気のせいじゃなく、レビンさんの顔が少し赤い……
うーん、なんなのこの子達。
「それじゃー最後に、3人めのお嫁さんを紹介するね」
マジか……
わたしは目を見開き、口をあんぐりと開けていたかもしれない。
「ヤムちゃん、こっちに来て」
小金井さんの後ろにいた子が、前に出てきた。
「この子は、南沢 夜夢ちゃん。
あたしは、ヤムちゃんって呼んでるけど、ヤムチャとか呼ぶ人もいるよ」
「夜夢です。
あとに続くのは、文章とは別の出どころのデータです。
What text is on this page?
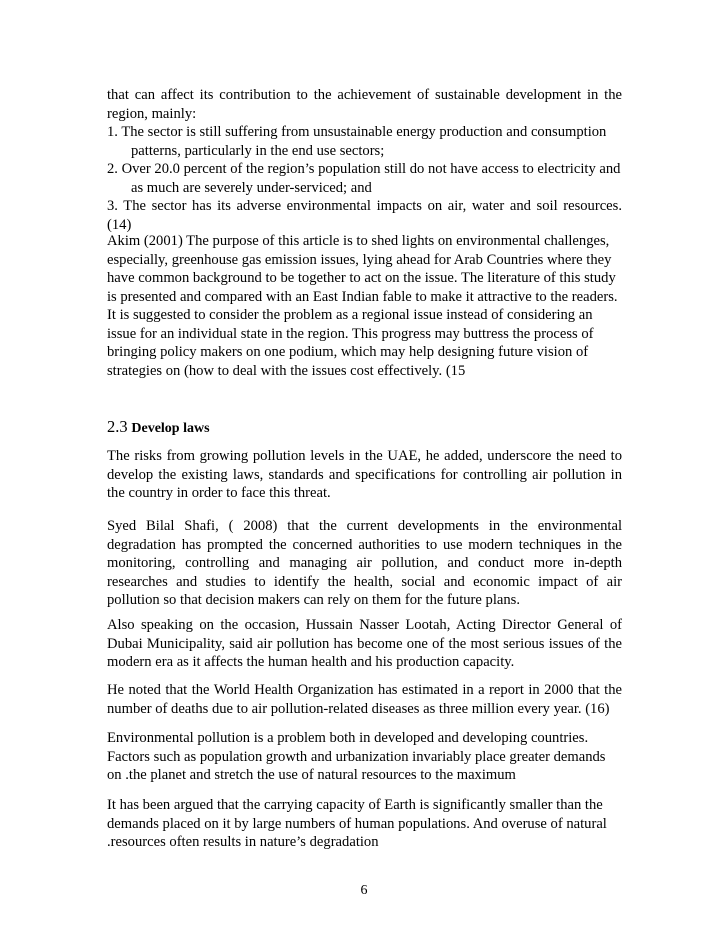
that can affect its contribution to the achievement of sustainable development in the region, mainly:

1. The sector is still suffering from unsustainable energy production and consumption
patterns, particularly in the end use sectors;
2. Over 20.0 percent of the region’s population still do not have access to electricity and
as much are severely under-serviced; and
3. The sector has its adverse environmental impacts on air, water and soil resources. (14)

Akim (2001) The purpose of this article is to shed lights on environmental challenges, especially, greenhouse gas emission issues, lying ahead for Arab Countries where they have common background to be together to act on the issue. The literature of this study is presented and compared with an East Indian fable to make it attractive to the readers. It is suggested to consider the problem as a regional issue instead of considering an issue for an individual state in the region. This progress may buttress the process of bringing policy makers on one podium, which may help designing future vision of strategies on (how to deal with the issues cost effectively. (15

2.3 Develop laws

The risks from growing pollution levels in the UAE, he added, underscore the need to develop the existing laws, standards and specifications for controlling air pollution in the country in order to face this threat.

Syed Bilal Shafi, ( 2008) that the current developments in the environmental degradation has prompted the concerned authorities to use modern techniques in the monitoring, controlling and managing air pollution, and conduct more in-depth researches and studies to identify the health, social and economic impact of air pollution so that decision makers can rely on them for the future plans.

Also speaking on the occasion, Hussain Nasser Lootah, Acting Director General of Dubai Municipality, said air pollution has become one of the most serious issues of the modern era as it affects the human health and his production capacity.

He noted that the World Health Organization has estimated in a report in 2000 that the number of deaths due to air pollution-related diseases as three million every year. (16)

Environmental pollution is a problem both in developed and developing countries. Factors such as population growth and urbanization invariably place greater demands on .the planet and stretch the use of natural resources to the maximum

It has been argued that the carrying capacity of Earth is significantly smaller than the demands placed on it by large numbers of human populations. And overuse of natural .resources often results in nature’s degradation

6
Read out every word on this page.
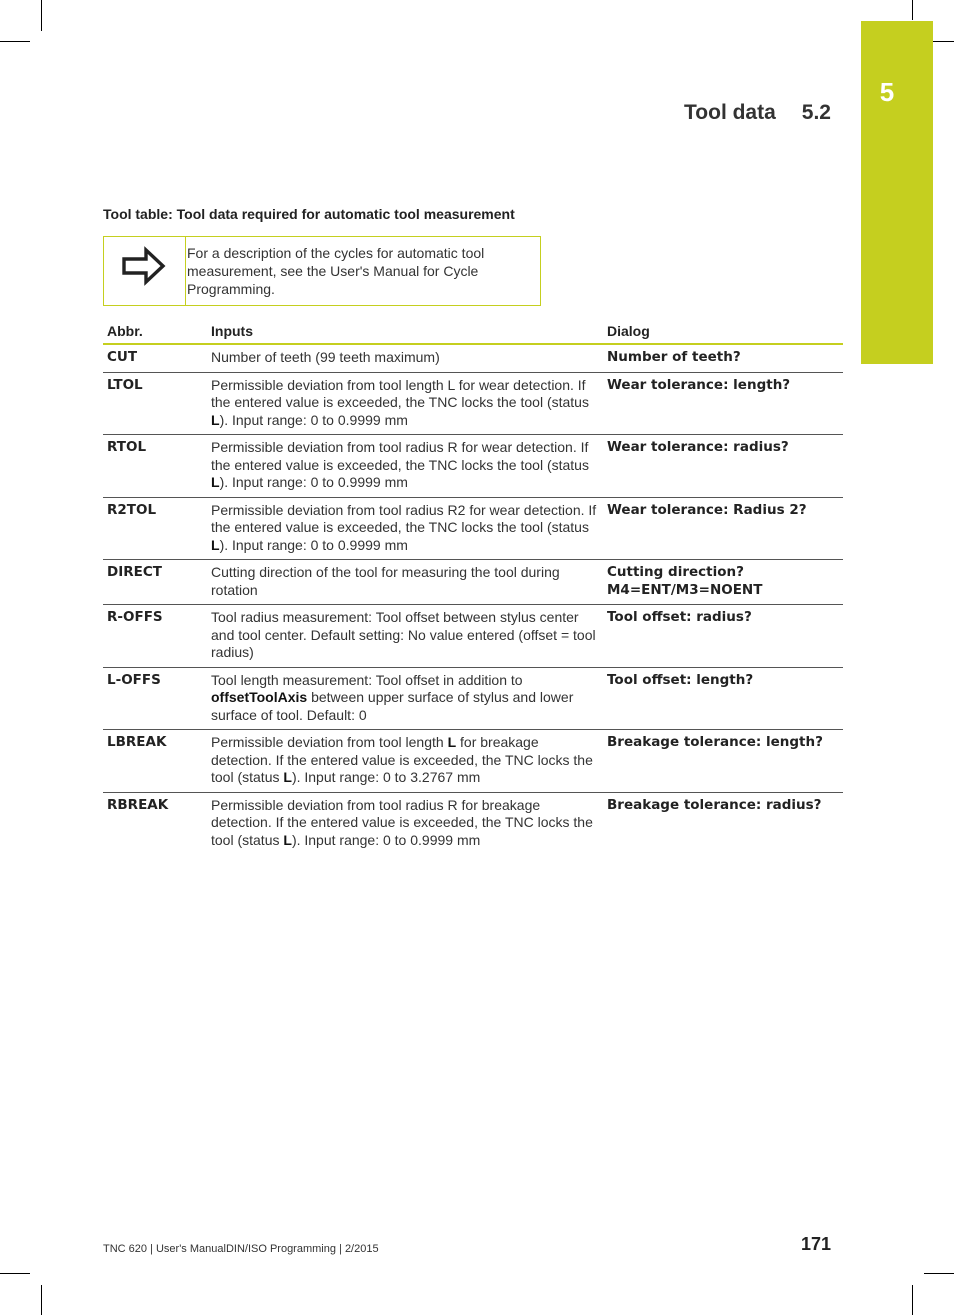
5
Tool data 5.2
Tool table: Tool data required for automatic tool measurement
For a description of the cycles for automatic tool measurement, see the User's Manual for Cycle Programming.
Abbr.	Inputs	Dialog
CUT	Number of teeth (99 teeth maximum)	Number of teeth?
LTOL	Permissible deviation from tool length L for wear detection. If the entered value is exceeded, the TNC locks the tool (status L). Input range: 0 to 0.9999 mm	Wear tolerance: length?
RTOL	Permissible deviation from tool radius R for wear detection. If the entered value is exceeded, the TNC locks the tool (status L). Input range: 0 to 0.9999 mm	Wear tolerance: radius?
R2TOL	Permissible deviation from tool radius R2 for wear detection. If the entered value is exceeded, the TNC locks the tool (status L). Input range: 0 to 0.9999 mm	Wear tolerance: Radius 2?
DIRECT	Cutting direction of the tool for measuring the tool during rotation	Cutting direction? M4=ENT/M3=NOENT
R-OFFS	Tool radius measurement: Tool offset between stylus center and tool center. Default setting: No value entered (offset = tool radius)	Tool offset: radius?
L-OFFS	Tool length measurement: Tool offset in addition to offsetToolAxis between upper surface of stylus and lower surface of tool. Default: 0	Tool offset: length?
LBREAK	Permissible deviation from tool length L for breakage detection. If the entered value is exceeded, the TNC locks the tool (status L). Input range: 0 to 3.2767 mm	Breakage tolerance: length?
RBREAK	Permissible deviation from tool radius R for breakage detection. If the entered value is exceeded, the TNC locks the tool (status L). Input range: 0 to 0.9999 mm	Breakage tolerance: radius?
TNC 620 | User's ManualDIN/ISO Programming | 2/2015	171
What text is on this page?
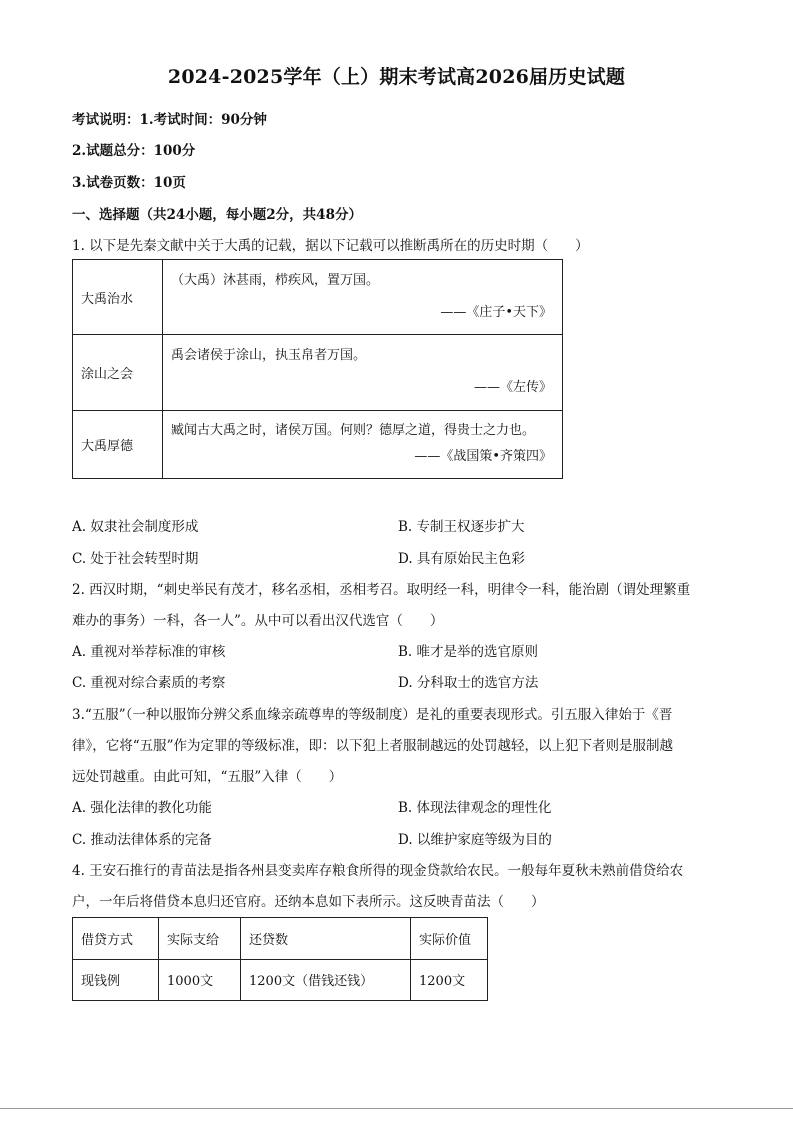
2024-2025学年（上）期末考试高2026届历史试题
考试说明：1.考试时间：90分钟
2.试题总分：100分
3.试卷页数：10页
一、选择题（共24小题，每小题2分，共48分）
1. 以下是先秦文献中关于大禹的记载，据以下记载可以推断禹所在的历史时期（　　）
大禹治水	（大禹）沐甚雨，栉疾风，置万国。
——《庄子•天下》

涂山之会	禹会诸侯于涂山，执玉帛者万国。
——《左传》

大禹厚德	臧闻古大禹之时，诸侯万国。何则？德厚之道，得贵士之力也。
——《战国策•齐策四》
A. 奴隶社会制度形成	B. 专制王权逐步扩大
C. 处于社会转型时期	D. 具有原始民主色彩
2. 西汉时期，“刺史举民有茂才，移名丞相，丞相考召。取明经一科，明律令一科，能治剧（谓处理繁重
难办的事务）一科，各一人”。从中可以看出汉代选官（　　）
A. 重视对举荐标准的审核	B. 唯才是举的选官原则
C. 重视对综合素质的考察	D. 分科取士的选官方法
3.“五服”（一种以服饰分辨父系血缘亲疏尊卑的等级制度）是礼的重要表现形式。引五服入律始于《晋
律》，它将“五服”作为定罪的等级标准，即：以下犯上者服制越远的处罚越轻，以上犯下者则是服制越
远处罚越重。由此可知，“五服”入律（　　）
A. 强化法律的教化功能	B. 体现法律观念的理性化
C. 推动法律体系的完备	D. 以维护家庭等级为目的
4. 王安石推行的青苗法是指各州县变卖库存粮食所得的现金贷款给农民。一般每年夏秋未熟前借贷给农
户，一年后将借贷本息归还官府。还纳本息如下表所示。这反映青苗法（　　）
借贷方式	实际支给	还贷数	实际价值
现钱例	1000文	1200文（借钱还钱）	1200文
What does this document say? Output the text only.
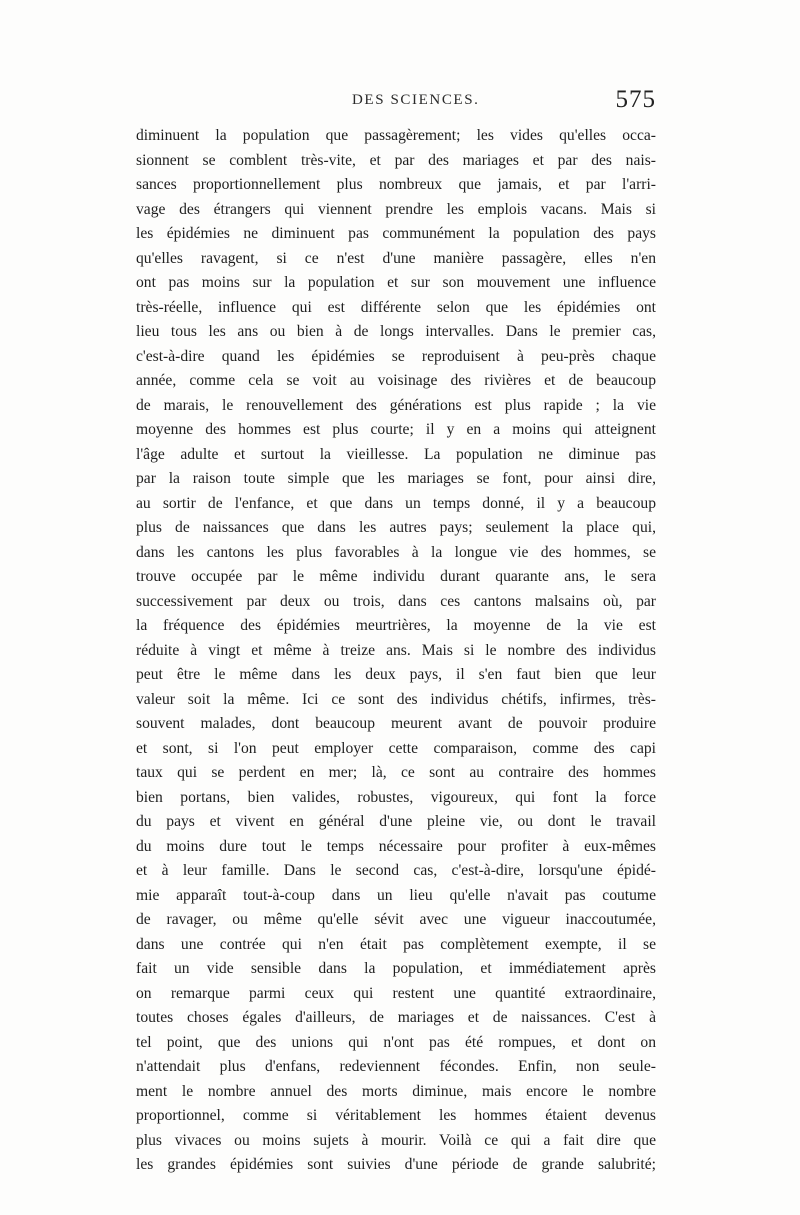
DES SCIENCES.	575
diminuent la population que passagèrement; les vides qu'elles occa-
sionnent se comblent très-vite, et par des mariages et par des nais-
sances proportionnellement plus nombreux que jamais, et par l'arri-
vage des étrangers qui viennent prendre les emplois vacans. Mais si
les épidémies ne diminuent pas communément la population des pays
qu'elles ravagent, si ce n'est d'une manière passagère, elles n'en
ont pas moins sur la population et sur son mouvement une influence
très-réelle, influence qui est différente selon que les épidémies ont
lieu tous les ans ou bien à de longs intervalles. Dans le premier cas,
c'est-à-dire quand les épidémies se reproduisent à peu-près chaque
année, comme cela se voit au voisinage des rivières et de beaucoup
de marais, le renouvellement des générations est plus rapide ; la vie
moyenne des hommes est plus courte; il y en a moins qui atteignent
l'âge adulte et surtout la vieillesse. La population ne diminue pas
par la raison toute simple que les mariages se font, pour ainsi dire,
au sortir de l'enfance, et que dans un temps donné, il y a beaucoup
plus de naissances que dans les autres pays; seulement la place qui,
dans les cantons les plus favorables à la longue vie des hommes, se
trouve occupée par le même individu durant quarante ans, le sera
successivement par deux ou trois, dans ces cantons malsains où, par
la fréquence des épidémies meurtrières, la moyenne de la vie est
réduite à vingt et même à treize ans. Mais si le nombre des individus
peut être le même dans les deux pays, il s'en faut bien que leur
valeur soit la même. Ici ce sont des individus chétifs, infirmes, très-
souvent malades, dont beaucoup meurent avant de pouvoir produire
et sont, si l'on peut employer cette comparaison, comme des capi
taux qui se perdent en mer; là, ce sont au contraire des hommes
bien portans, bien valides, robustes, vigoureux, qui font la force
du pays et vivent en général d'une pleine vie, ou dont le travail
du moins dure tout le temps nécessaire pour profiter à eux-mêmes
et à leur famille. Dans le second cas, c'est-à-dire, lorsqu'une épidé-
mie apparaît tout-à-coup dans un lieu qu'elle n'avait pas coutume
de ravager, ou même qu'elle sévit avec une vigueur inaccoutumée,
dans une contrée qui n'en était pas complètement exempte, il se
fait un vide sensible dans la population, et immédiatement après
on remarque parmi ceux qui restent une quantité extraordinaire,
toutes choses égales d'ailleurs, de mariages et de naissances. C'est à
tel point, que des unions qui n'ont pas été rompues, et dont on
n'attendait plus d'enfans, redeviennent fécondes. Enfin, non seule-
ment le nombre annuel des morts diminue, mais encore le nombre
proportionnel, comme si véritablement les hommes étaient devenus
plus vivaces ou moins sujets à mourir. Voilà ce qui a fait dire que
les grandes épidémies sont suivies d'une période de grande salubrité;
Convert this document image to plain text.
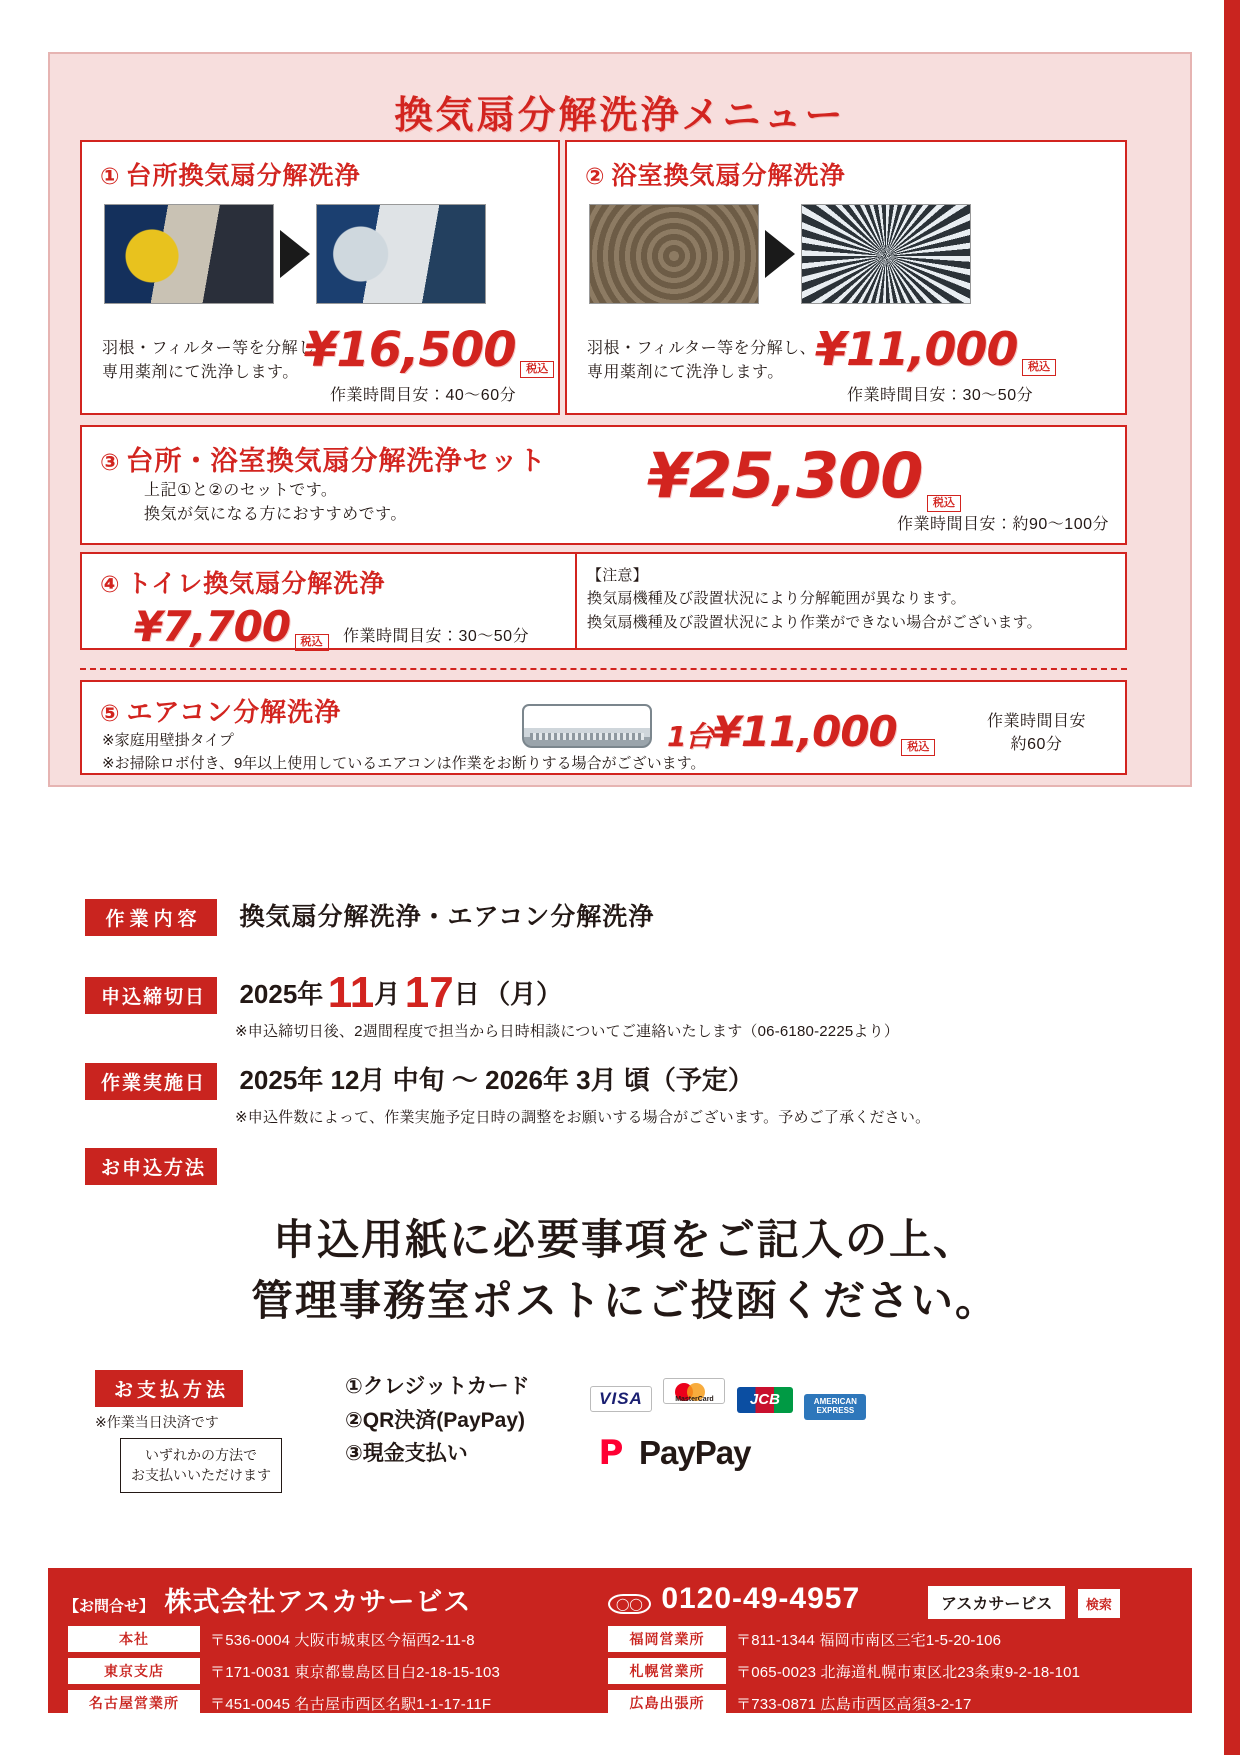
換気扇分解洗浄メニュー
① 台所換気扇分解洗浄
羽根・フィルター等を分解し、
専用薬剤にて洗浄します。 ¥16,500 税込
作業時間目安：40〜60分
② 浴室換気扇分解洗浄
羽根・フィルター等を分解し、
専用薬剤にて洗浄します。 ¥11,000 税込
作業時間目安：30〜50分
③ 台所・浴室換気扇分解洗浄セット
上記①と②のセットです。
換気が気になる方におすすめです。
¥25,300 税込
作業時間目安：約90〜100分
④ トイレ換気扇分解洗浄
¥7,700 税込 作業時間目安：30〜50分
【注意】
換気扇機種及び設置状況により分解範囲が異なります。
換気扇機種及び設置状況により作業ができない場合がございます。
⑤ エアコン分解洗浄
※家庭用壁掛タイプ
※お掃除ロボ付き、9年以上使用しているエアコンは作業をお断りする場合がございます。
1台¥11,000 税込
作業時間目安
約60分
作業内容 換気扇分解洗浄・エアコン分解洗浄
申込締切日 2025年 11月 17日 （月）
※申込締切日後、2週間程度で担当から日時相談についてご連絡いたします（06-6180-2225より）
作業実施日 2025年 12月 中旬 〜 2026年 3月 頃（予定）
※申込件数によって、作業実施予定日時の調整をお願いする場合がございます。予めご了承ください。
お申込方法
申込用紙に必要事項をご記入の上、
管理事務室ポストにご投函ください。
お支払方法
※作業当日決済です
いずれかの方法で
お支払いいただけます
①クレジットカード
②QR決済(PayPay)
③現金支払い
VISA	MasterCard	JCB	AMERICAN EXPRESS
P PayPay
【お問合せ】 株式会社アスカサービス	◯◯ 0120-49-4957	アスカサービス	検索
本社	〒536-0004 大阪市城東区今福西2-11-8
東京支店	〒171-0031 東京都豊島区目白2-18-15-103
名古屋営業所	〒451-0045 名古屋市西区名駅1-1-17-11F
福岡営業所	〒811-1344 福岡市南区三宅1-5-20-106
札幌営業所	〒065-0023 北海道札幌市東区北23条東9-2-18-101
広島出張所	〒733-0871 広島市西区高須3-2-17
よろしくね。
ヤムちゃんでも、ヤムチャでも好きな方で呼んでいいから」
あれれ、この子も似ている気が……
3姉妹じゃないよね?
名字違うしなぁ。
なんて考えてたら、反応が遅れてしまった。
「にしこくです。
よろしくお願いします」
3人目だから、フルネームを端折ったら、会話が続かなくなった。
一呼吸おいて、小金井さんが会話を繋いでくれた。
「ヤムちゃんのスペックは、右投げ右打ち。
ポジションはキャッチャーだよ」
わたしはじっと見ていたんだけど、小金井さんは何もしなかった。
あれ?
ここはハグする所なんじゃないの?
ヤムさんも明らかに待ってるし!
どうして?
なんて思ってたら、
「あたしの両手はふさがっちゃってるからね。
ヤムちゃんは、また今度」
そういえば、ずっと肩を抱き寄せたままだ!
「えー! ずるいー!
とか言いながら、ヤムさんは、小金井さんの後ろにまわって
自分からハグしてた」
ぶはっ!
心の中でわたしは鼻血を吹いた。
とんでもない部活に入ってしまったのでは?
と、思ったのだが、みんな可愛いし、見てるだけなら、ありよりのあり!
うーん、硬式女子野球部のマネージャーってなにをするのかな?
とか考え始めたら、恥ずかしくなった。
とまぁ、出会いがこんな感じなのよ。
でも、わたしがおかしいって思ってるのは、別の事なの。